McMurray had already won one big race this year and as a firm believer in fate, he figured Sunday's Brickyard 400 was Montoya's chance to celebrate.
It didn't play out that way.
Not even close.
Montoya suffered a heartbreaking defeat for the second consecutive year at Indy, opening the door for McMurray to become just the third driver in NASCAR Sprint Cup history to win the Brickyard 400 and Daytona 500 in the same year.
"I really believe that this was Juan's weekend," a sympathetic McMurray said. "I'm looking with 15 or 20 laps to go and Juan is leading — not that I was content — but, if this is the way it's supposed to be, then that's just the way it is."
Chip Ganassi became the first team owner to win the Daytona 500, Indianapolis 500 and Brickyard 400 in a career — and has won them all in 2010, with Dario Franchitti taking the Indy 500.
Pit strategy sunk Montoya, who started on the pole and led 86 of 160 laps but finished 32nd.
A late caution for debris sent the field to pit road with Montoya ahead as crew chief Brian Pattie called for a four-tire stop. McMurray crew chief Kevin "Bono" Manion went for a two-tire stop in what Ganassi called a "split strategy" that would ensure the organization would benefit one way or another.
As six cars, led by McMurray, beat Montoya off pit road, the Colombian immediately questioned the choice with 18 laps left.
He vented over his radio how difficult it was to pass in traffic, and he lost a few more spots. Trying hard to get back to the front, he lost control of his Chevrolet and hit the outside Turn 4 wall hard before bouncing into Dale Earnhardt Jr.'s car. Montoya drove his battered car directly to the garage and did not comment as he left the track.
"We had a rough day. Great car and great team effort. Nice to see the (No.) 1 car win. I know it means a lot for Chip," he later posted on his Twitter page.

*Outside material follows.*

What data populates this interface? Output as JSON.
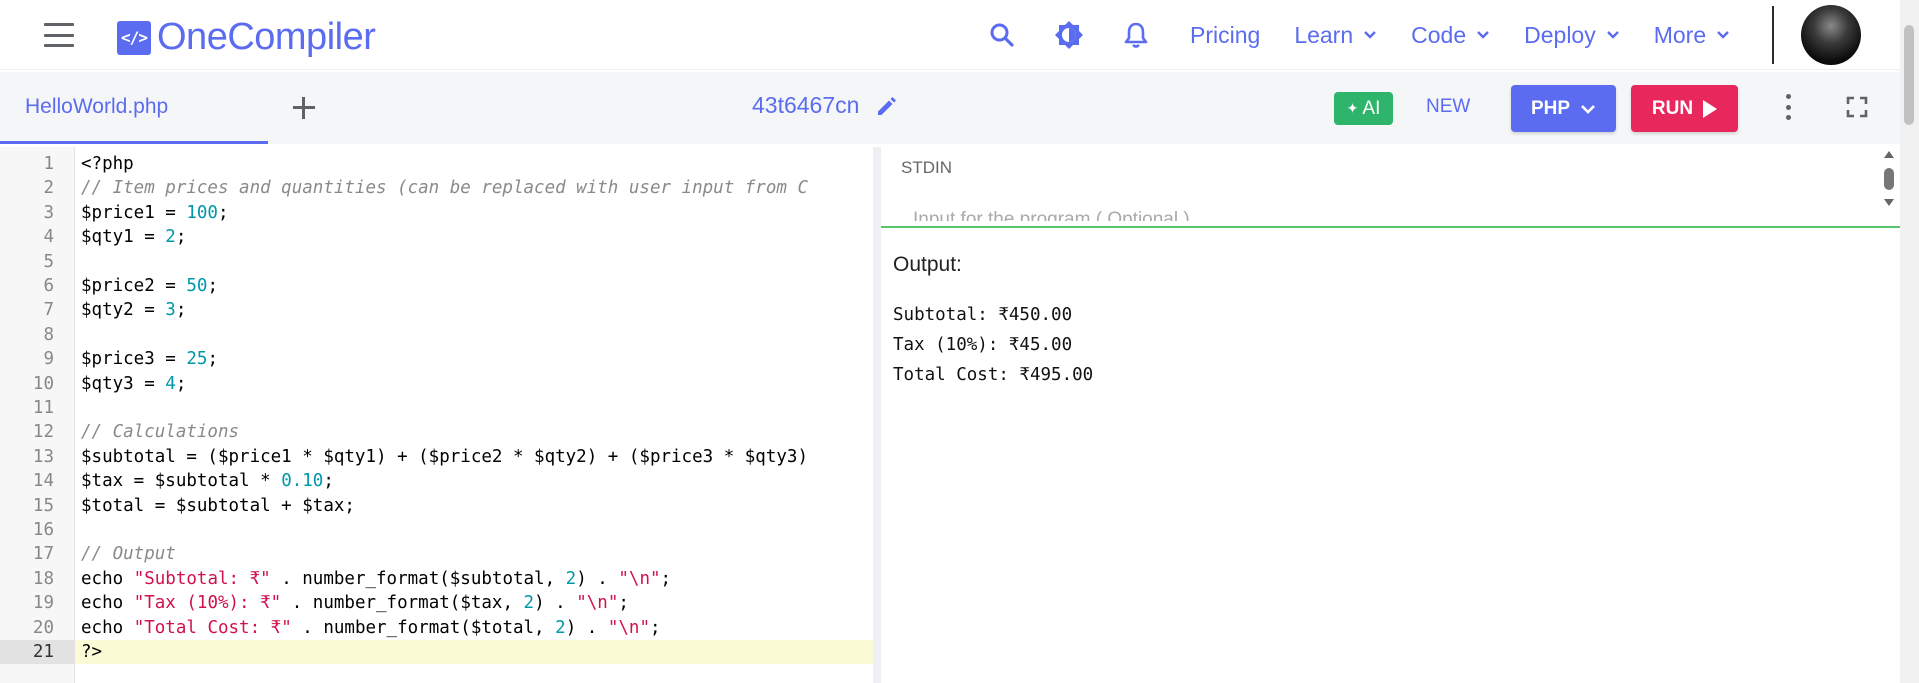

A year ago, he led 116 laps before a late speeding penalty cost him the victory. Pattie took the blame this time.
"Bad call," he said. "Crew chief error. We should have taken two tires."
McMurray won for the second time this year — at the biggest and, to some, the second-biggest events in NASCAR. Not bad for a guy dropped last year by Roush-Fenway Racing, which had to let somebody go to meet the series' new four-car maximum.
"The guy that's got to feel like an idiot tonight has to be Jack Roush," Ganassi-Earnhardt team co-owner Felix Sabates said. "He's the one that let him go."
Points leader Kevin Harvick slid past McMurray for the lead right before the caution came out for Montoya, but McMurray reclaimed the lead on the restart with 11 laps left.
Harvick finished second for Richard Childress Racing. Greg Biffle was third in a Ford for Roush-Fenway in front of an estimated 140,000 — empty seats were plentiful as attendance continued its steady fall from an estimated 270,000 in 2007.
NOTABLE: Team owner Rick Hendrick said he'll honor Mark Martin's deal to drive the No. 5 Chevy in 2011 amid speculation that Martin would move aside for Kasey Kahne. … NASCAR CEO Brian France said the 2011 Cup schedule is in its "final throes" and that it will have a very different look. A second race at Las Vegas and/or Kansas, and a race at Kentucky Speedway are all possibilities.